L’agent agrée et assermenté relatait, dans son constat d’enquête administrative du 24 juillet 2024 que Monsieur [V] [B] l’avait contacté aux fins de s’expliquer sur les faits de fraude reprochés.
A cette fin, Monsieur [V] [B] lui faisait part qu’il venait de Nouvelle-Calédonie, avoir rencontré quelqu’un qu’il ne connaît pas, lui avoir accordé sa confiance absolue en lui remettant volontairement les références, accès et codes de son compte [11], car cet intermédiaire était en capacité d’obtenir de l’argent facilement, avec une contrepartie financière pour le service rendu.
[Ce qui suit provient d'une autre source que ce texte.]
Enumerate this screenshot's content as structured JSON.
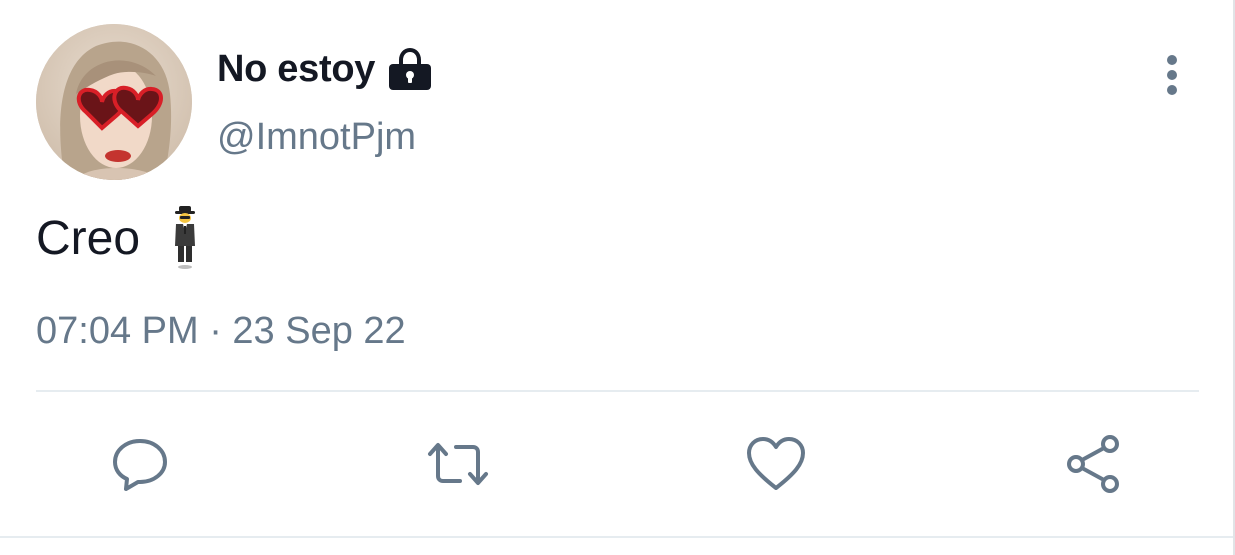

L’assuré reconnaît son erreur et le caractère volontaire de son actes suspectant une activité louche, tout en indiquant ne pas savoir comment l’intermédiaire allait agir et admettant sa méconnaissance et sa naïveté vis à vis de ce qui lui était proposé.
En application des articles L 114-17- 1 et L 147-17-2 du code de la sécurité sociale, le directeur de la caisse, après avis d’une commission, peut prononcer une pénalité financière.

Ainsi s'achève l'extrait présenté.